1914 21 - 23 agosto:
Ofensiva alemana por Bélgica. Masacre de Tamines que deja un saldo de 384 civiles muertos.
1914 5 – 12 de septiembre:
Primera
Batalla de Marne en el suroriente de Francia. Aproximadamente medio
millón de personas murieron. Comienza la guerra de trincheras.
1915 Febrero:
Un
submarino alemán hunde el vapor Lusitania con más de 1.200 pasajeros.
Estados Unidos se escandaliza pues había ciudadanos de ese país.
1915 23 de junio - 7 de julio:
Batalla de Isonzo. Gran ofensiva alemana en Polonia.
1916 19 de julio – 23 de noviembre:
Británicos
y franceses atacan Somme. Los combates dejan un saldo de centenares de
muertos y por primera vez los británicos utilizan tanques de guerra.
1916 21 de noviembre:
Muere el emperador Francisco José. Le sucede Carlos I y Austria-Hungría comienza a dar fuertes señales de crisis.
1917 12 de marzo:
Comienza la revolución rusa. Abdica Nicolás II. Asume el gobierno provisional de Kerensky.
1917 6 de abril:
Estados Unidos declara la guerra a Alemania.
1917 7 de noviembre:
Los bolcheviques toman el poder en Rusia. El gobierno queda en manos de Vladimir Lenin.
1918 3 de marzo:
Tratado de Paz de Brest-Litovsk entre Alemania y Rusia.

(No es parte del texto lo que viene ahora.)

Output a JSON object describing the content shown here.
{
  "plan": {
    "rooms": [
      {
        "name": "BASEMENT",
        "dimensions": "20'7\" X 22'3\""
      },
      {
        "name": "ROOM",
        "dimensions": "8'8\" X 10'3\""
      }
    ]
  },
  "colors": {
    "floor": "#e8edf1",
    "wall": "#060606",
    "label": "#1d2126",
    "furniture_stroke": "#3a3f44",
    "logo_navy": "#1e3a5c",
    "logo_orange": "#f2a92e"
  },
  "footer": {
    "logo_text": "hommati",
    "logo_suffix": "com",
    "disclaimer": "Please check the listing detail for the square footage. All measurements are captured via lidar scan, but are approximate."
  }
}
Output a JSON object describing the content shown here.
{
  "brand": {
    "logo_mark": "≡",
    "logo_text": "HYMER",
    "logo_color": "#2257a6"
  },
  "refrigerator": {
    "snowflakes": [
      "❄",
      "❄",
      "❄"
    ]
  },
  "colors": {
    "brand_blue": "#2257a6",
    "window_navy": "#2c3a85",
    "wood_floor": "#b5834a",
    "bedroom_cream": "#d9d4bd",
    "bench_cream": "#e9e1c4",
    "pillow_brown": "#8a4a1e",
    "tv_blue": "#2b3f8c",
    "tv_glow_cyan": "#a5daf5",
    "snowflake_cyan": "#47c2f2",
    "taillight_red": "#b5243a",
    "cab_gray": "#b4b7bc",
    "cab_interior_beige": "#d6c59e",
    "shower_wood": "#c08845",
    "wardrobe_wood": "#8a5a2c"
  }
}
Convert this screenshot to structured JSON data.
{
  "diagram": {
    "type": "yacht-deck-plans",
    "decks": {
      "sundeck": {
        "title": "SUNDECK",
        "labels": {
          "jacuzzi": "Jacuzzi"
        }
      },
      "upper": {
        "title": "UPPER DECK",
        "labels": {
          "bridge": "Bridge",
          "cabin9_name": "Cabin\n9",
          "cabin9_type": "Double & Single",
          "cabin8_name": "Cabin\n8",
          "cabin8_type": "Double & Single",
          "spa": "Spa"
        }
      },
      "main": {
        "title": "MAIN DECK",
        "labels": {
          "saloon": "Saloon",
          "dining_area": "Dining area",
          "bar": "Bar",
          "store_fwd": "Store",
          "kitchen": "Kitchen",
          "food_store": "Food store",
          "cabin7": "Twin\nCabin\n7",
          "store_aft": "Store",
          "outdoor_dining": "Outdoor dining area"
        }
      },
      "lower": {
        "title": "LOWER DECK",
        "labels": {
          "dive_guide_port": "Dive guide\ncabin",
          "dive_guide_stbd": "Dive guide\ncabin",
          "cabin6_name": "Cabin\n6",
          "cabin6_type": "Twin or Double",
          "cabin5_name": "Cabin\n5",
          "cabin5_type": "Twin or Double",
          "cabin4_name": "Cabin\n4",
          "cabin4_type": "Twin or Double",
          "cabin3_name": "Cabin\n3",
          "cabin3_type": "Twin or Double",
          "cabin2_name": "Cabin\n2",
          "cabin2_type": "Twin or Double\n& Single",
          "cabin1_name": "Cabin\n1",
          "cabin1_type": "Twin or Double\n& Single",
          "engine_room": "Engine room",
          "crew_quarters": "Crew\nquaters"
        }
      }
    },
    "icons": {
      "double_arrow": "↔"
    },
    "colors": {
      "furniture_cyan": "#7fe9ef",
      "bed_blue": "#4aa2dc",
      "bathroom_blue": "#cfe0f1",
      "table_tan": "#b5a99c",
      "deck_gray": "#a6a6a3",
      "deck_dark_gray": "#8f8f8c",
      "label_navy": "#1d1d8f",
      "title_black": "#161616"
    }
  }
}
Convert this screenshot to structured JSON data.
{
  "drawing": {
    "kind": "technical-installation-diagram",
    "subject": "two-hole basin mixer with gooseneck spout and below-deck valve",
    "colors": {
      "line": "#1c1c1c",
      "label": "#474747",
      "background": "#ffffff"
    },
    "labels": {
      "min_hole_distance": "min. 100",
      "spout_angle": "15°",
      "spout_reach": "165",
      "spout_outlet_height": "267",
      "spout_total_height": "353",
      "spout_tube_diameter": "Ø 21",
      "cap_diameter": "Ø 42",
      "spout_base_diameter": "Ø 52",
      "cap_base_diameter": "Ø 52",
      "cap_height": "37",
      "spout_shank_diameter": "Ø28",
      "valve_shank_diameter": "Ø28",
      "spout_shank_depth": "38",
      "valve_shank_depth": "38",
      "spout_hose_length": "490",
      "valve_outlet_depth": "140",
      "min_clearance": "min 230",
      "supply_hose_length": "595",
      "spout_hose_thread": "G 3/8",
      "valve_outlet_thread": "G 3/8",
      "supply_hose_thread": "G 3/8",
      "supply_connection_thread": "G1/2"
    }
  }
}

1918 31 de octubre - 19 de noviembre:
Los británicos imponen la derrota en Turquía en Siria, Palestina y Mesopotamia. Turquía pide el armisticio.
1919 5 de enero:
Una oleada de protestas estalla en Berlín y otras ciudades. Europa pide a gritos el fin de la guerra.
1919 28 de junio:
Alemania firma la Paz de Versalles. El Imperio Austro-Húngaro queda dividido en estados independientes.